Thursday, August 30, 2012

It is my money, and I want it now

“It is my money, and I want it now.” I always have hated that commercial; it sounded so greedy. Perhaps I have hated it because it might have a ring of truth about me. I was listening to St. Augustine’s confessions, and he was referring to his not being content with God although God was Creator and all belonged to Him, that he yearned more for created things than the Creator Himself. It was then that that commercial came to mind. Just as St. Augustine was, so goes I. Am I content with God, or do I yearn more for the temporal than I do the spiritual, the eternal?

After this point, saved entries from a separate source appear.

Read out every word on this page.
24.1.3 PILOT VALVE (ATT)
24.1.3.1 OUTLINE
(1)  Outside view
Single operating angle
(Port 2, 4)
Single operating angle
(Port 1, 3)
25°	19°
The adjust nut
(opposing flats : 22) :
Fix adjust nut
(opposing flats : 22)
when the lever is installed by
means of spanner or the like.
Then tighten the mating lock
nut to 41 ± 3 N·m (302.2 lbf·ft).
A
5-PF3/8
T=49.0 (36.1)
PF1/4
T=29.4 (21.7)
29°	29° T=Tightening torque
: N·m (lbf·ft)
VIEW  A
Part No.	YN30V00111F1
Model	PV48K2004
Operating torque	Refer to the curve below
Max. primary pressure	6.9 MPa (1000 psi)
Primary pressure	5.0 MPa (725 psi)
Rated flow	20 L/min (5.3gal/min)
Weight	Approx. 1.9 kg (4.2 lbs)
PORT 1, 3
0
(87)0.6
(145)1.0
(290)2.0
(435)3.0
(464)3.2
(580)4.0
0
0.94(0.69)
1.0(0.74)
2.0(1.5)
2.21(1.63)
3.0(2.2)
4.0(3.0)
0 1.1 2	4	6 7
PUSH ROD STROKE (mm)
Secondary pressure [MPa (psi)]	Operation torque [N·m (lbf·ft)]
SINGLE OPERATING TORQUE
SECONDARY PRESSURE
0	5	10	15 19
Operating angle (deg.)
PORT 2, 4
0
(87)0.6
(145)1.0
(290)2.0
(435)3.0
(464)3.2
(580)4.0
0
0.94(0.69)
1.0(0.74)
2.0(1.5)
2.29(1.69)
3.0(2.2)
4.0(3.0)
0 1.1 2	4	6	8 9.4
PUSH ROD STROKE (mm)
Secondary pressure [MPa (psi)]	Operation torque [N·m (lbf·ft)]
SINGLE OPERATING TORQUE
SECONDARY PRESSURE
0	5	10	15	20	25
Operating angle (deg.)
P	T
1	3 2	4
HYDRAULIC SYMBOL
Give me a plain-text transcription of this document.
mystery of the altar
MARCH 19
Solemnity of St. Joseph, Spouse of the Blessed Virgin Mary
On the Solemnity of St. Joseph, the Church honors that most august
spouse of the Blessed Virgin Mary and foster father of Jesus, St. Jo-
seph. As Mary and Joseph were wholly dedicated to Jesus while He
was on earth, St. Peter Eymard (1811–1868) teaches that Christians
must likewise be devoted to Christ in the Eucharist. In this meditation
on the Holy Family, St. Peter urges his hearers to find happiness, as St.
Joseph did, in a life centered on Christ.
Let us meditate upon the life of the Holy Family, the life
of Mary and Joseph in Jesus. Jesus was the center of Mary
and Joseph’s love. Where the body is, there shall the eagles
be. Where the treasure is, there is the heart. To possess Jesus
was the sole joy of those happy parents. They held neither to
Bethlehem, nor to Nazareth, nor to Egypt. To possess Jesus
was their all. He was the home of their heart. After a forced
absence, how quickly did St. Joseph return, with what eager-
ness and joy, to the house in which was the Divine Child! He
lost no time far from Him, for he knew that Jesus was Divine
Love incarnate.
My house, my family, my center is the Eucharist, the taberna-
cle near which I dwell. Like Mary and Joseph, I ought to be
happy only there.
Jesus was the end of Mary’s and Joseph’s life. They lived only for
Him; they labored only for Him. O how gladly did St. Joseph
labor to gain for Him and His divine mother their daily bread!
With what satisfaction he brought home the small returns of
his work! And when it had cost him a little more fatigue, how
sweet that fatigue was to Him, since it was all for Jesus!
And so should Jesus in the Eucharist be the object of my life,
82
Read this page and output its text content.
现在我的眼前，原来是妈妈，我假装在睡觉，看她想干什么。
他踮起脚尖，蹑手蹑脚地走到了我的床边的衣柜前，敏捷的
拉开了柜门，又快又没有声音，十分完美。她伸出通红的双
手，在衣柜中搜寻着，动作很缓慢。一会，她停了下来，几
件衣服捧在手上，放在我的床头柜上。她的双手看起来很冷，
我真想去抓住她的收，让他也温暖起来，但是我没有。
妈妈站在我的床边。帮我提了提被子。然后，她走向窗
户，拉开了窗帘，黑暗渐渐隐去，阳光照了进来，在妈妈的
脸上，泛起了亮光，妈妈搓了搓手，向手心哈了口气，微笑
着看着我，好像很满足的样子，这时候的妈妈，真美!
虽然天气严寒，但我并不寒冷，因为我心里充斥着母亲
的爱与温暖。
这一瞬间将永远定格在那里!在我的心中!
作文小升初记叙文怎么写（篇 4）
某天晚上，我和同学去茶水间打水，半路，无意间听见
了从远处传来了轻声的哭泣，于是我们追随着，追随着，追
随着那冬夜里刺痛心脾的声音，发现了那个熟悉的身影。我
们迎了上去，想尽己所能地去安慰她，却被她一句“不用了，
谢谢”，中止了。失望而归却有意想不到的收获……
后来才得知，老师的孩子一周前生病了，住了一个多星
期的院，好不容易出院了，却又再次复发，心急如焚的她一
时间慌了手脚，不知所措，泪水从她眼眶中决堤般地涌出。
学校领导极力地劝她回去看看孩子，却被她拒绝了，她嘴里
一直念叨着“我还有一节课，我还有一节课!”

My mind turns to the prodigal son. The son was in the father’s house, was with him always. What was the father’s also was the son’s. It was his inheritance, but he wanted it now. He was not content with the father; he wanted his money, and he wanted it now. We know the rest of the story, how he left for a far country, squandered his inheritance with wild living, winding up feeding the pigs, and thereafter returning to his father. How often it occurs that I desire the “new thing” on the market and, after a very short period of time, the newness wears off and I desire something else. This comes with not being contented with the Father and attempting to satisfy my yearnings with the created. I know beforehand that the created will not satisfy; therefore, why do I so often fall into the same trap? In Christ and His Church, and in the Sacraments, will I find contentment. Only in loving God and neighbor will I find joy and peace.

I had always thought the prodigal son was he who did not know Christ. The prodigal son is he who knows the Father, resides in His house, yet is not content with Him, desiring the creature more than the Creator. Not only am I the prodigal son many times, but I will wear the other hat also: the hat of the older brother. This occurs when I desire someone not be forgiven for what he has done, desiring he be judged to the utmost, wanting something bad to happen to him. It is those times when I don’t pray for someone or don’t want to pray for him. How can I say I love God, who I cannot see, when I can’t love the brother who I can see? God loved, and does love, those who hate Him, desiring that they repent; hence, we—being in Christ and becoming more like Him--must love those whom He loves. May Christ pour out His mercy upon us, causing us to love the Creator more than the created things. In Christ, we have all things; in the created, we only have a minute portion. In Christ, we have fulfillment, contentment; in the created, we will never be satisfied.